What I have is an account by art historian Wendy Sheard, in "Antonio Lombardo's relief for Alfonso d'Este's Studio di Marmi," in Titian 500, ed. Joseph Manca, p. 333):
This work was then in the possession of the French, who were occupying Milan and eventually carted the painting back to Paris. Sheard cites (p. 356, note 114) Carlo Pedretti, Documenti e memorie riguardanti Leonardo da Vinci a Bologna e in Emilia (Bologna 1953), 153, and his Leonardo da Vinci inedito. Tre saggi (Florence 1968), 14-15. Pedretti in turn cites documents in the Archivio di Stato, Modena, first published by Giuseppe Campori in 1865.Apparently as the first act of independent art-related activity after his father's death a few weeks earlier, on 1 April 1505, Alfonso wrote to his ambassador in Milan, Gerolamo Seregni, directing him to acquire the Bacchus by Leonardo da Vinci.
Ambassador Seregni's reply to Alfonso was that the work had been promised to the Cardinal of Rohan (who was French and an erstwhile friend of the Sforza for many years, according to Lubkin in A Renaissance Court, p. 224, in Google Books). So it appears that Alfonso was indeed thinking about Bacchus just before the time the word "tarochi" appears in his court record in June.
The main problem with this information is that according to most authorities, the painting known today as Bacchus--the only painting of Leonardo's known by that title--would then have been called St. John the Baptist, as the title Bacchus wasn't given until the late 17th century after some overpainting of ivy and and a panther skin (http://en.wikipedia.org/wiki/Bacchus_(Leonardo)).
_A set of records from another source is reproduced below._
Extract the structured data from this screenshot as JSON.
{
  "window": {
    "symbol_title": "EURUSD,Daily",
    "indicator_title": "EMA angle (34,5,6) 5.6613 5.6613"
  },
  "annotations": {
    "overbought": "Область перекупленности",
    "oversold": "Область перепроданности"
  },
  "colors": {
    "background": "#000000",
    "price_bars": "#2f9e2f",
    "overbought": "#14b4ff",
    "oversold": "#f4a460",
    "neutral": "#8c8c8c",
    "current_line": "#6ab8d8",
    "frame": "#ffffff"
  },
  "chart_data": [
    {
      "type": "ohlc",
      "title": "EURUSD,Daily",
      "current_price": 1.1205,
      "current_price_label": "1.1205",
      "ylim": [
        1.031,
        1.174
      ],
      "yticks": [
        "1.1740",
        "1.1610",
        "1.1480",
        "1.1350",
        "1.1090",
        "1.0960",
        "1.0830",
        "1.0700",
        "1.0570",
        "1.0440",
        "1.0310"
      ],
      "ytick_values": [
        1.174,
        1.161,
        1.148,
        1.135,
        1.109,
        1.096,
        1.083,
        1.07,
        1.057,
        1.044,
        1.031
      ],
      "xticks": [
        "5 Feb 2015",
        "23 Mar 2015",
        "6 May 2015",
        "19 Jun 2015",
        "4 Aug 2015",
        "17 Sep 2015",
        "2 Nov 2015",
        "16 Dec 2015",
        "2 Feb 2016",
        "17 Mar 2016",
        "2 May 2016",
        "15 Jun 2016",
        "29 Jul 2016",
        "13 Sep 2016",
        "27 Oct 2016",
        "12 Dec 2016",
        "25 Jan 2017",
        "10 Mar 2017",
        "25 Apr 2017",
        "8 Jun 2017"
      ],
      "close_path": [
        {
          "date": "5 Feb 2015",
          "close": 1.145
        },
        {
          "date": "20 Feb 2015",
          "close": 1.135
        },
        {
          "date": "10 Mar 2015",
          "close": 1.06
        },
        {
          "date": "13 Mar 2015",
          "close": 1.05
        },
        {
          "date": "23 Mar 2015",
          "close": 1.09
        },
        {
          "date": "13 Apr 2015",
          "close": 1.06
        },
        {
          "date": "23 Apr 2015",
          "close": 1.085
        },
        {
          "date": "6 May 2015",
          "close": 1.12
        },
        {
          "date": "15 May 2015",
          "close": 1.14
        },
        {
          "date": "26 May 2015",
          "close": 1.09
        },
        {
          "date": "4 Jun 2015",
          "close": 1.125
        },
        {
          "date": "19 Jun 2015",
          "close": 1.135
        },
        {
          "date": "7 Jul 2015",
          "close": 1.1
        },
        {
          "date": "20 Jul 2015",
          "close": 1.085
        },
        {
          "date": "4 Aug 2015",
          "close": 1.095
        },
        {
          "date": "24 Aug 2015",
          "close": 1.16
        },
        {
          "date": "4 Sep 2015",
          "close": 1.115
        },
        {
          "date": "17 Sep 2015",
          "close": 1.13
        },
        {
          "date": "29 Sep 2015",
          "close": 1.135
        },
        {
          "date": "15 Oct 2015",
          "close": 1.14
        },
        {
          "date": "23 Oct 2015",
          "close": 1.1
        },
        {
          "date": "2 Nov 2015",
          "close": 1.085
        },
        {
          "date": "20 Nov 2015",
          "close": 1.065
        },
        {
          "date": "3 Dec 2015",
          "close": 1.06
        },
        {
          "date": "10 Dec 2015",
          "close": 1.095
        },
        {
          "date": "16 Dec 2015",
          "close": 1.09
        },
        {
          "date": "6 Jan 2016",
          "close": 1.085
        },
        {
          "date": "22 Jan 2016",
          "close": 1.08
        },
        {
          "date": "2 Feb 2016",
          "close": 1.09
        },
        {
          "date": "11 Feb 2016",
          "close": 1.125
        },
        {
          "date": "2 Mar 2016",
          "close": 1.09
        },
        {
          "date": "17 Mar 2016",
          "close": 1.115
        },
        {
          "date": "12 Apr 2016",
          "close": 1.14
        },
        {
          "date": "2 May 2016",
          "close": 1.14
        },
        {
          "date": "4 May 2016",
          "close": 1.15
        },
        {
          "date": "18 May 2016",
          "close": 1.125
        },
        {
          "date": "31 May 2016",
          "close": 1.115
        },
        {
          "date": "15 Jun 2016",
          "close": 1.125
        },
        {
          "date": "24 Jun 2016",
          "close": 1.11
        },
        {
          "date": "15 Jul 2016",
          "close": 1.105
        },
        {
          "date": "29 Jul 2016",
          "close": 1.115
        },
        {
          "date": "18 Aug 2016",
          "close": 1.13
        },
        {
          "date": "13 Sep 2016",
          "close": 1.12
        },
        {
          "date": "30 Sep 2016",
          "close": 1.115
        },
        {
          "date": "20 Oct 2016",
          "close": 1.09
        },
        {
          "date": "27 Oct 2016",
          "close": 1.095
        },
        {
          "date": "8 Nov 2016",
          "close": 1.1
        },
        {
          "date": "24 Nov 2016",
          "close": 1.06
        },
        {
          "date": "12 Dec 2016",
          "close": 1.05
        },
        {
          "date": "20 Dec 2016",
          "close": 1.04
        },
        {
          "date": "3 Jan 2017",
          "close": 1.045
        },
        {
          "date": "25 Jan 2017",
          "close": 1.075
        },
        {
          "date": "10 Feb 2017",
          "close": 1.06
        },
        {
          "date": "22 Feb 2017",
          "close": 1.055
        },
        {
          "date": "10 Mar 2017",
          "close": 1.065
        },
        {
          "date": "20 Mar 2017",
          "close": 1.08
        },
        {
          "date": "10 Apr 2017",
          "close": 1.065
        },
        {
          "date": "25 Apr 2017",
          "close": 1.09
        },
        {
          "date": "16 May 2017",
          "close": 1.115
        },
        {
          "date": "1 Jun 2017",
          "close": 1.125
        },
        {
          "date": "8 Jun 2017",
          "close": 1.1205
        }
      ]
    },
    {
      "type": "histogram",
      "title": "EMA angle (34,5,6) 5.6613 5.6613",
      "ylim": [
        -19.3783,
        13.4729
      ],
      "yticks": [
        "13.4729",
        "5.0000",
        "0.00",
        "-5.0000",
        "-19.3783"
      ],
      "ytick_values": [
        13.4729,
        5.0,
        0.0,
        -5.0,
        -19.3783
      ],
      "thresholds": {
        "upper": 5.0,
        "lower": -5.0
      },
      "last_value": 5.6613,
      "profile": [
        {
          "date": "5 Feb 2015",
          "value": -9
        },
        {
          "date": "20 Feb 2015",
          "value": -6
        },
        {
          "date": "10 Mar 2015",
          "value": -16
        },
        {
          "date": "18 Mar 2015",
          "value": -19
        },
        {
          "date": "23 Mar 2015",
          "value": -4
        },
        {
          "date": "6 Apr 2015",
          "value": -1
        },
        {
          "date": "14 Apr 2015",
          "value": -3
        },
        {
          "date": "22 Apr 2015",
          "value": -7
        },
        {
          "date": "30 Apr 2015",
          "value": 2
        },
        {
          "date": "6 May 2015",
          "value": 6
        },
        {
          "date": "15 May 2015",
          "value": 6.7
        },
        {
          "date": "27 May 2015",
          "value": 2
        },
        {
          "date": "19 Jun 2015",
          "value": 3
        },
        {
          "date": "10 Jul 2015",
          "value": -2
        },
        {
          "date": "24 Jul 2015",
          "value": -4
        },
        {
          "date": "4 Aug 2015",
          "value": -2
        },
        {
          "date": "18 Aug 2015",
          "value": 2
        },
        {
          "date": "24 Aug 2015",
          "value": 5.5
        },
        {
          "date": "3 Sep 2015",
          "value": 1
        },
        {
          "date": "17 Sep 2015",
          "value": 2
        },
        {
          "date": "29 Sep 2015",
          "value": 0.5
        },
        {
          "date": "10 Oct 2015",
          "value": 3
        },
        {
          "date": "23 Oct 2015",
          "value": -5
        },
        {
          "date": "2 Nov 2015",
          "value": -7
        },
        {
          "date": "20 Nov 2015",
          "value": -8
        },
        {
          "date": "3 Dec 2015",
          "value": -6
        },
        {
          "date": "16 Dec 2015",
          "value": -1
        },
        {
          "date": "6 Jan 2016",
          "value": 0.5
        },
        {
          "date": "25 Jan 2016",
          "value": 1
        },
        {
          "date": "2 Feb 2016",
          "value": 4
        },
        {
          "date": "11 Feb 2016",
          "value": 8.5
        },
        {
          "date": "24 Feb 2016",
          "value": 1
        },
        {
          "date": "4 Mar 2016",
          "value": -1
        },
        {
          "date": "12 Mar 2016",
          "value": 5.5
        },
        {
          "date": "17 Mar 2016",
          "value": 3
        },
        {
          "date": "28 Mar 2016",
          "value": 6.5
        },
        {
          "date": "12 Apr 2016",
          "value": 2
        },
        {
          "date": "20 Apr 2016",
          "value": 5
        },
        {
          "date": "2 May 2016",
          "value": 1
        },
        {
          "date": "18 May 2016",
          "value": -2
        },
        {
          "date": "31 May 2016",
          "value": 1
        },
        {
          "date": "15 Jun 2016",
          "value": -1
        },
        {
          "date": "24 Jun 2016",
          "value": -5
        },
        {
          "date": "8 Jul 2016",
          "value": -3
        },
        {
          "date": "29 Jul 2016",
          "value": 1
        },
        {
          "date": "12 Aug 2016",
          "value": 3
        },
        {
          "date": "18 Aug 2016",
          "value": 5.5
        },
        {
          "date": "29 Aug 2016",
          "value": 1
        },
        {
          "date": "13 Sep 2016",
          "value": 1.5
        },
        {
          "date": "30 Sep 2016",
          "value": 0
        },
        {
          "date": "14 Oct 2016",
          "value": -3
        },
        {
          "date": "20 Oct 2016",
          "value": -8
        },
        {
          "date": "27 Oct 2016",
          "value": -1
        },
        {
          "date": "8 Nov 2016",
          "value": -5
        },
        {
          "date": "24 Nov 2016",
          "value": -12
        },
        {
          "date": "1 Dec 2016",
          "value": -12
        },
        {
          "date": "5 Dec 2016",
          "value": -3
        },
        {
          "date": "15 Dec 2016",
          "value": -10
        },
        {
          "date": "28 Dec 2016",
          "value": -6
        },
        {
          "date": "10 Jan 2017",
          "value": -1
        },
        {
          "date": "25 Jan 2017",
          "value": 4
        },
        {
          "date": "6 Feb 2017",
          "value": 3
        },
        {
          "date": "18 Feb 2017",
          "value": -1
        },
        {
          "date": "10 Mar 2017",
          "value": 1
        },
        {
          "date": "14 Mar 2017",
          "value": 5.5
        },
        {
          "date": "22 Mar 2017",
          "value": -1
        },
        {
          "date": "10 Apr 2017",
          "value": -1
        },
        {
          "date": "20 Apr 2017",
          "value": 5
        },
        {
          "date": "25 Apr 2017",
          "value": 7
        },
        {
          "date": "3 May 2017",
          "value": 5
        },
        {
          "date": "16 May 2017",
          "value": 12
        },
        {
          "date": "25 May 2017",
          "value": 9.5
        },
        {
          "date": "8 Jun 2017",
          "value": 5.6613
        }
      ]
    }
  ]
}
One possibility is that Alfonso thought there was a painting based on a drawing that Leonardo made, now called Young Bacchus and in the Academia Gallery in Venice (Charles Lewis Hind, The Drawings of Leonardo da Vinci, http://ebooks.adelaide.edu.au/l/leonard ... /drawings/). Alfonso might have known about this work from his sister Isabella, or thought it was a painting. Hind notes that this Bacchus is "clothed in a costume, just peeping from the sketch, of a similar material to the dress of Isabella d’Este." Here are the two drawings side by side.
But since this drawing is in Venice rather than the Louvre, it probably didn't go to Cardinal Rohan. Either there was some confusion, or there is a lost painting that no one ever mentioned again, or even, the painting described in early 17th century France asof St. John the Baptist really was Bacchus in 1505.
If someone has access to the Pedretti material, to see what the letters actually said, it might be helpful.